Related: Sissy Squats: The Secret Weapon for Leg Strength and Mobility
Pros and Cons of Lifting Straps
Lifting straps can be a game-changer in the gym, but they have drawbacks. Let’s break down the pros and cons:
Pros
- Increased Grip Strength: The primary benefit of lifting straps is their ability to secure your grip, allowing you to lift heavier weights, especially on pulling exercises.
- Reduced Forearm Fatigue: Your forearms will fatigue much slower, enabling you to maintain focus on the target muscles rather than worrying about your grip.
- Prevents Hand Calluses: Straps can also protect your hands from rough barbell knurling, minimizing the formation of calluses.
- Helps Break Through Plateaus: If you’ve hit a strength plateau because of grip issues, weightlifting straps can help you push past it.
- Enhanced Targeted Training: Using lifting straps allows you to focus on targeted muscle groups without your grip giving out prematurely. This is especially beneficial for bodybuilders or those aiming to isolate specific muscles, like the lats or traps, during heavy pulling exercises.
Cons
- Reliance on Straps: Overusing lifting straps will weaken grip strength over time, as you’re not allowing your hands and forearms to work as hard.

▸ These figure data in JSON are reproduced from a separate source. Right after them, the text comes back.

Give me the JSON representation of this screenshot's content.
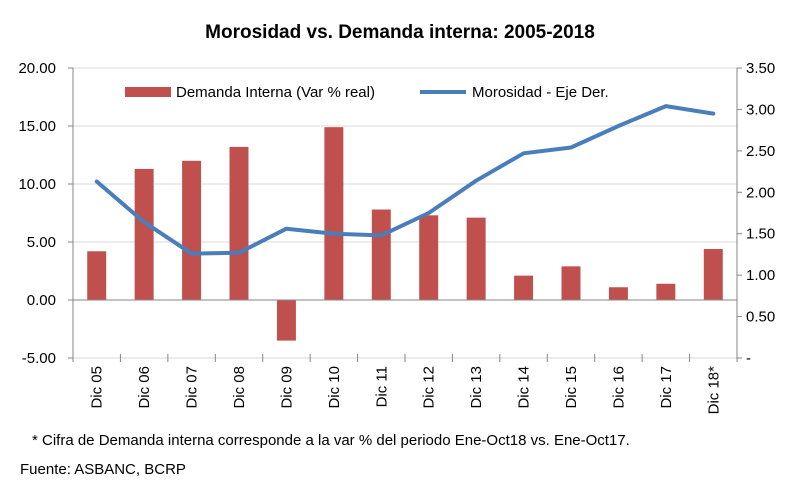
{
  "chart_data": {
    "type": "bar+line",
    "title": "Morosidad vs. Demanda interna: 2005-2018",
    "categories": [
      "Dic 05",
      "Dic 06",
      "Dic 07",
      "Dic 08",
      "Dic 09",
      "Dic 10",
      "Dic 11",
      "Dic 12",
      "Dic 13",
      "Dic 14",
      "Dic 15",
      "Dic 16",
      "Dic 17",
      "Dic 18*"
    ],
    "series": [
      {
        "name": "Demanda Interna (Var % real)",
        "type": "bar",
        "axis": "left",
        "color": "#c0504d",
        "values": [
          4.2,
          11.3,
          12.0,
          13.2,
          -3.5,
          14.9,
          7.8,
          7.3,
          7.1,
          2.1,
          2.9,
          1.1,
          1.4,
          4.4
        ]
      },
      {
        "name": "Morosidad - Eje Der.",
        "type": "line",
        "axis": "right",
        "color": "#4a7ebb",
        "values": [
          2.13,
          1.64,
          1.26,
          1.27,
          1.56,
          1.5,
          1.48,
          1.75,
          2.14,
          2.47,
          2.54,
          2.8,
          3.04,
          2.95
        ]
      }
    ],
    "y_left": {
      "ylim": [
        -5,
        20
      ],
      "ticks": [
        20,
        15,
        10,
        5,
        0,
        -5
      ],
      "tick_labels": [
        "20.00",
        "15.00",
        "10.00",
        "5.00",
        "0.00",
        "-5.00"
      ]
    },
    "y_right": {
      "ylim": [
        0,
        3.5
      ],
      "ticks": [
        3.5,
        3.0,
        2.5,
        2.0,
        1.5,
        1.0,
        0.5,
        0
      ],
      "tick_labels": [
        "3.50",
        "3.00",
        "2.50",
        "2.00",
        "1.50",
        "1.00",
        "0.50",
        "-"
      ]
    },
    "grid": true,
    "legend_placement": "top"
  },
  "footnote": "* Cifra de Demanda interna corresponde a la var % del periodo Ene-Oct18 vs. Ene-Oct17.",
  "source": "Fuente: ASBANC, BCRP"
}
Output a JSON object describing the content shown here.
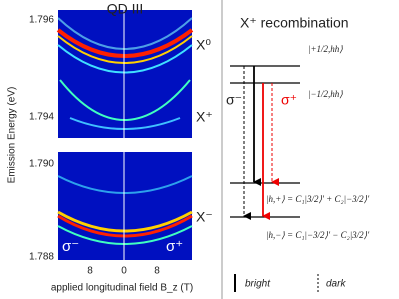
{
  "left_panel": {
    "title": "QD III",
    "y_label": "Emission Energy (eV)",
    "x_label": "applied longitudinal field B_z (T)",
    "top_yticks": [
      "1.796",
      "1.794"
    ],
    "bottom_yticks": [
      "1.790",
      "1.788"
    ],
    "xticks": [
      "8",
      "0",
      "8"
    ],
    "peak_labels": [
      "X⁰",
      "X⁺",
      "X⁻"
    ],
    "polarization_labels": [
      "σ⁻",
      "σ⁺"
    ]
  },
  "right_panel": {
    "title": "X⁺ recombination",
    "states": [
      "|+1/2,hh⟩",
      "|−1/2,hh⟩",
      "|h,+⟩ = C₁|3/2⟩' + C₂|−3/2⟩'",
      "|h,−⟩ = C₁|−3/2⟩' − C₂|3/2⟩'"
    ],
    "transitions": [
      "σ⁻",
      "σ⁺"
    ],
    "legend": [
      "bright",
      "dark"
    ]
  }
}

- Not Allowed in Competitions: Sanctioned competitive powerlifting and Olympic weightlifting competitions don’t allow lifting straps. Relying on them in training could hinder your performance if you plan to compete.
- Doesn’t Improve Grip Strength: While weightlifting straps help you lift heavier, they don’t contribute to improving your natural grip strength. Make sure to always toss in grip strength exercises twice a week.

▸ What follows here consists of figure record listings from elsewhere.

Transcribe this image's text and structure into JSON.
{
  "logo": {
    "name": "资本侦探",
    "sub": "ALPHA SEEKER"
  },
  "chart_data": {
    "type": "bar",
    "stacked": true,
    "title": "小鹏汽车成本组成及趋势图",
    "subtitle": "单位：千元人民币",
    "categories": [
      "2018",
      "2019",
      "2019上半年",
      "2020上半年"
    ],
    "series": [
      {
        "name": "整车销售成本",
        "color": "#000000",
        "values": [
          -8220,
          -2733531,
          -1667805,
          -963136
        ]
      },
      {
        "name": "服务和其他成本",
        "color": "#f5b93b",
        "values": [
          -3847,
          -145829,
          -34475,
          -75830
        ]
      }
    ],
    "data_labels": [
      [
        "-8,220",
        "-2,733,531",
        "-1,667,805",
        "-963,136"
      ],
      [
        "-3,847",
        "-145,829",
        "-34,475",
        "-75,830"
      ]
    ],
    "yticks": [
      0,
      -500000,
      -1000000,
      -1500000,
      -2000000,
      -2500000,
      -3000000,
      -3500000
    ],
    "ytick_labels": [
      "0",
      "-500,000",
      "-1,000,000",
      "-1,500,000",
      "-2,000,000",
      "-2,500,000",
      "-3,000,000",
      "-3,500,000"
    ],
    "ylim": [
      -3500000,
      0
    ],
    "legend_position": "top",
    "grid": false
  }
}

- Improper Use: If lifting straps are not used correctly, they can cause uneven tension on the bar, leading to imbalanced lifts or poor form. Beginners should take the time to learn the correct techniques before using them on heavy weights.
Lifting Straps vs. Wrist Wraps
It’s easy to confuse lifting straps with wrist wraps, but they serve different purposes. Lifting straps enhance your grip by securing your hold on the barbell, making them ideal for pulling exercises like deadlifts and rows.
On the other hand, wrist wraps stabilize and support the wrist joint, primarily during pressing movements like bench presses or overhead presses. They don’t assist with grip but provide extra support when lifting heavy weights to prevent wrist strain.
In short, use lifting straps when your grip is the limiting factor and wrist wraps when you need added wrist stability for pushing exercises.
Final Verdict on Lifting Straps
Lifting straps are a game-changer, especially for lifters looking to push beyond their grip limits and hit those personal records. But remember, they’re a tool—not a crutch. Use them for your heaviest sets, like deadlifts and rows, where grip failure is a real issue, but don’t forget to keep working on your raw grip strength. When used strategically, lifting straps can unlock new levels of strength and help you focus on what really matters—hitting your target muscles and smashing through plateaus.